HealthNet was never a party to the workers’ compensation claim brought by Ms. Harris against her employer and its workers compensation carrier, nor was it entitled to participate in that proceeding. Workers’ compensation is a creature of statute. Simpson v. Saunchegrow Const., 965 S.W.2d 899, 903 (Mo.App. S.D.1998). In enacting the workers’ compensation law, the Legislature has not deemed it appropriate to permit a health insurance provider who is not the workers’ compensation carrier to be a party in a workers’ compensation claim. There is simply no statutory provision which would permit HealthNet to be a party in Harris’ workers compensation claim. “[T]he intent and purpose of the [Workers’ Compensation Law] shall not be frustrated by interpolating, by construction, provisions which are not written therein.... ” Bridges v. Van Enterprises, 992 S.W.2d 322, 329 (Mo.App. S.D.1999).

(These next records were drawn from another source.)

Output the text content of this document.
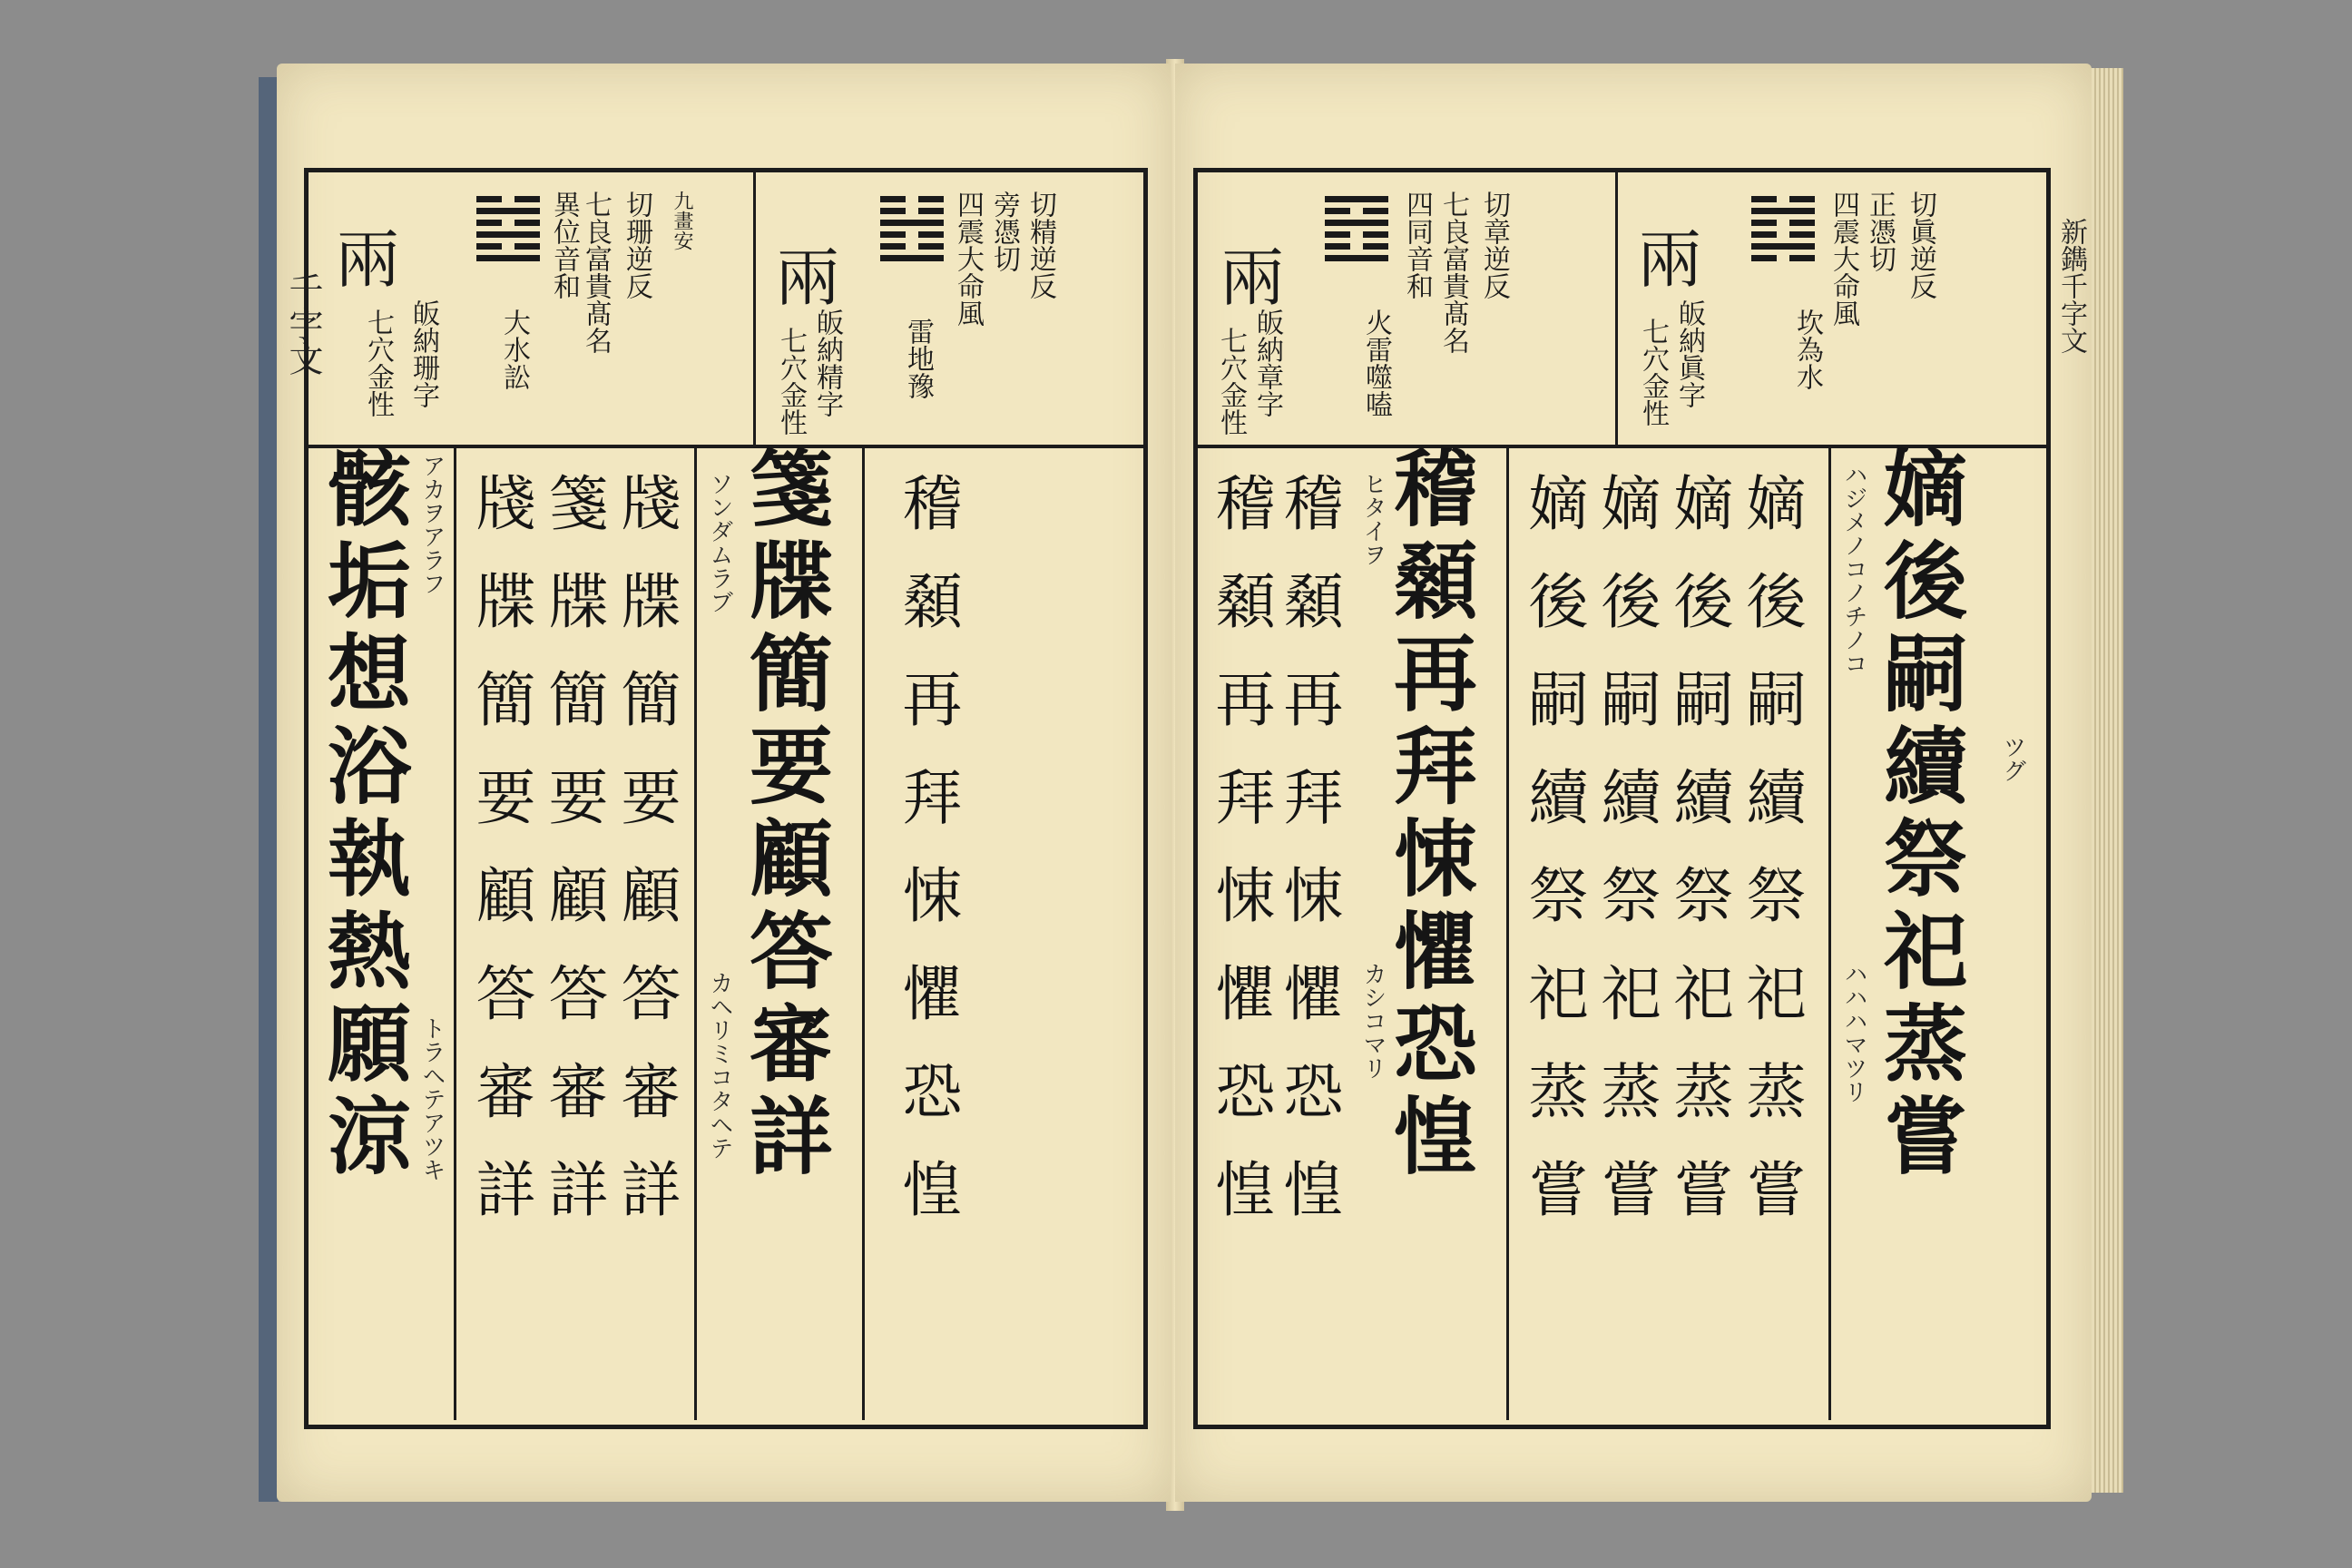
千字文
兩
七穴金性 皈納珊字
異位音和 七良富貴髙名 切珊逆反
大水訟
九畫安
兩
七穴金性 皈納精字
四震大命風 旁憑切 切精逆反
雷地豫
骸垢想浴執熱願涼 アカヲアラフ
トラヘテアツキ 牋牒簡要顧答審詳 箋牒簡要顧答審詳 牋牒簡要顧答審詳 ソンダムラブ
カヘリミコタヘテ 箋牒簡要顧答審詳 稽顙再拜悚懼恐惶
兩
七穴金性 皈納章字
四同音和 七良富貴髙名 切章逆反
火雷噬嗑
兩
七穴金性 皈納眞字
四震大命風 正憑切 切眞逆反
坎為水
稽顙再拜悚懼恐惶
稽顙再拜悚懼恐惶 ヒタイヲ
カシコマリ
稽顙再拜悚懼恐惶 嫡後嗣續祭祀蒸嘗 嫡後嗣續祭祀蒸嘗 嫡後嗣續祭祀蒸嘗 嫡後嗣續祭祀蒸嘗 ハジメノコノチノコ
ハハハマツリ 嫡後嗣續祭祀蒸嘗 ツグ
新鐫千字文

HealthNet mistakenly focuses on the workers compensation proceeding as being the venue in which it should be allowed to litigate its potential liability to Harris. However, such is not the case under the statutory scheme of workers’ compensation or the statutory and common law scheme of civil litigation. Any fraud claimed by HealthNet is a subject for redress in its defense of an action for indemnity brought by Harris. See Whitehead v. Lakeside Hosp. Ass’n, 844 S.W.2d 475, 480 (Mo.App. W.D.1992).

The Commission’s dismissal of Health-Net’s application for review is affirmed.

All concur.

. Nowhere in its brief does Appellant Health-Net advise this court of the identity of its insured or its relationship to the parties. We conclude that HealthNet was Harris’s health insurance carrier based upon her first amended petition for damages, filed November 5, 1997, and her attorney’s letter of September 19, 1997.

. Although HealthNet makes this assertion in its brief, there is nothing in the record to substantiate any violation of policies and procedures.

. All statutory references are to RSMo (1994) unless otherwise noted.